La storia è semplice: Maria ama Lucio e lui ama lei, si desiderano, si cercano e si trovano. Solo che poi Maria si sveglia in un manicomio, sporca e senza capelli. Senza sapere perché è costretta a dividere il tempo e lo spazio con altre donne che non conosce e senza alcuna voglia di partorire in quel luogo il frutto del suo amore con Lucio. Maria, proveniente da una famiglia agiata e fascista, che di certo non può permettersi una figlia puttana né un nipote figlio di un comunista, si trova catapultata in un ospedale psichiatrico, tra il sudiciume e le urla di donne rinchiuse come lei e, come lei, giudicate pazze e inadatte alla società. Donne accusate di cosa poi? Carattere eversivo, rifiuto delle regole, contestatrici, disubbidienti all’autorità familiare, eccessiva indipendenza, sovvertitrici di regole. Donne che volevano emanciparsi insomma, che hanno provato ad alzare la testa e dire la loro ma lo hanno fatto in un contesto che le voleva zitte e impotenti.

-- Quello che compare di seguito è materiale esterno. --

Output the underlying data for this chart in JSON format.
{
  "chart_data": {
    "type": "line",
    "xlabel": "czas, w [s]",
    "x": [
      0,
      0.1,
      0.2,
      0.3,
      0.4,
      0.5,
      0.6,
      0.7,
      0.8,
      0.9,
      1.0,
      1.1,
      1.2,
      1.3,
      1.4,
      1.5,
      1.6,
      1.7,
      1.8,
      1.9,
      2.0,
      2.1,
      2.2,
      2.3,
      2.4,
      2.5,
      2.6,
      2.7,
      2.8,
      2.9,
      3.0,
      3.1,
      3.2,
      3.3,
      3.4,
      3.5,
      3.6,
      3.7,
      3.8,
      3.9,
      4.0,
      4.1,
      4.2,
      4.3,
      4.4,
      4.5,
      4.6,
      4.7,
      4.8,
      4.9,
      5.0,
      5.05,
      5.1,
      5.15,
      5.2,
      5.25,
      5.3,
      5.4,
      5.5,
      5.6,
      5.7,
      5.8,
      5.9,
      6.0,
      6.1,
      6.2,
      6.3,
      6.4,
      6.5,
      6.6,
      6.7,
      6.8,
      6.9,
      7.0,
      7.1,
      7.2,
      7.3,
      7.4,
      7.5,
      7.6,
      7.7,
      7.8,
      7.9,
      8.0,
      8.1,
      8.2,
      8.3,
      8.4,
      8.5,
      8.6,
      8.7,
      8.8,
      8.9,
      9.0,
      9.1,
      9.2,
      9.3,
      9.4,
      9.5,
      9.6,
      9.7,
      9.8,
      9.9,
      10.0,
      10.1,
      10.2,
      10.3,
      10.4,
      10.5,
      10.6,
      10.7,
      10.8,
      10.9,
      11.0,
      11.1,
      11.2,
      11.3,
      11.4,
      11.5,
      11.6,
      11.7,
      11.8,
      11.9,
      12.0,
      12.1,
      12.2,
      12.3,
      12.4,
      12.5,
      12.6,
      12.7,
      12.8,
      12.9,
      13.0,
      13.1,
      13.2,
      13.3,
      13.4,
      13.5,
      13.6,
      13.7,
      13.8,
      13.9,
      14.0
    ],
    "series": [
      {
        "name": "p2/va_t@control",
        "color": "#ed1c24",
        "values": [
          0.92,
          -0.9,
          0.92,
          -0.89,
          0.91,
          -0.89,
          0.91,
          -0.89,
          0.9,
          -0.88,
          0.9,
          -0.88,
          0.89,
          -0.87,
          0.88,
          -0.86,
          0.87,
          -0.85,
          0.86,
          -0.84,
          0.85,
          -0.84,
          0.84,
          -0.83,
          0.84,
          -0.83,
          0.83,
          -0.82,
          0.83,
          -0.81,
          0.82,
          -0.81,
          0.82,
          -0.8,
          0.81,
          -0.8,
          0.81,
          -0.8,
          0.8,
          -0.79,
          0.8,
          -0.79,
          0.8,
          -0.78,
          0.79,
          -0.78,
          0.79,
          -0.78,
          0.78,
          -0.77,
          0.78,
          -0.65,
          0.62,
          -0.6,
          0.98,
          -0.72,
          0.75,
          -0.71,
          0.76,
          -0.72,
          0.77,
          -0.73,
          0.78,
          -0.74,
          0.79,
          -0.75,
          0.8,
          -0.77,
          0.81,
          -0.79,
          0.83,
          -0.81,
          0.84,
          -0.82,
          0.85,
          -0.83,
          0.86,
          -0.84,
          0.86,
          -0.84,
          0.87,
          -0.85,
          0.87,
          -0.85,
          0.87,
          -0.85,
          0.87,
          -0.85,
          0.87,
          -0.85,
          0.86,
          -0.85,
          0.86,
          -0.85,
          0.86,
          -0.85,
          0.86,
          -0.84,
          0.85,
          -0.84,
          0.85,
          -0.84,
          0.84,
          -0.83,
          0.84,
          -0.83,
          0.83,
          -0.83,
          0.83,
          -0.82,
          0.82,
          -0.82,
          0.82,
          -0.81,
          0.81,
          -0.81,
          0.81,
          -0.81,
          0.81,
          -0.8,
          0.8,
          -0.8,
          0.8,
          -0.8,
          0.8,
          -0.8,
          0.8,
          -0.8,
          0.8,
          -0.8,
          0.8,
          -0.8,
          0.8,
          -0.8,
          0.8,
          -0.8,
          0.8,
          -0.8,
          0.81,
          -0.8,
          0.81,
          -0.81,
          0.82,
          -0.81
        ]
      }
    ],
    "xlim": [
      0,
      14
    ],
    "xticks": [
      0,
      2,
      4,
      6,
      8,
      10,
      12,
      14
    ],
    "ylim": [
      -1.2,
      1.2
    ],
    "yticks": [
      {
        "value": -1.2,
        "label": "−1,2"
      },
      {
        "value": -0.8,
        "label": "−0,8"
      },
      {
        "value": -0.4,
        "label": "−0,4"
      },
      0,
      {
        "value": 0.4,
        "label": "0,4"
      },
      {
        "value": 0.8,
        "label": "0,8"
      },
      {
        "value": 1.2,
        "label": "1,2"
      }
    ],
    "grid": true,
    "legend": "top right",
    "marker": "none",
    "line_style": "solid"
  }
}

La vicenda, raccontata a due voci – quella di Maria e quella della sua amata Tata Ines – si snoda sullo sfondo della seconda guerra mondiale, in una Grosseto violentata dagli orrori del fascismo a cui un gruppo di giovani, tra cui Lucio, tenta di resistere. Conosciamo attraverso queste pagine, la storia di Tata Ines, che con coraggio asseconderà la storia d’amore di Maria e Lucio anche se questo le costerà caro; e le storie di Flora, Iole e la Fata Turchina. Donne resilienti capaci di gesti unici, il cui esempio resterà nella nostra memoria per un bel pezzo. Donne che ci insegnano soprattutto a resistere perché, anche quando una guerra sembra finita, sanno che ce n’è un’altra ancora più dura da combattere. Quella contro i pregiudizi di chi ci vorrebbe pazze piuttosto che libere.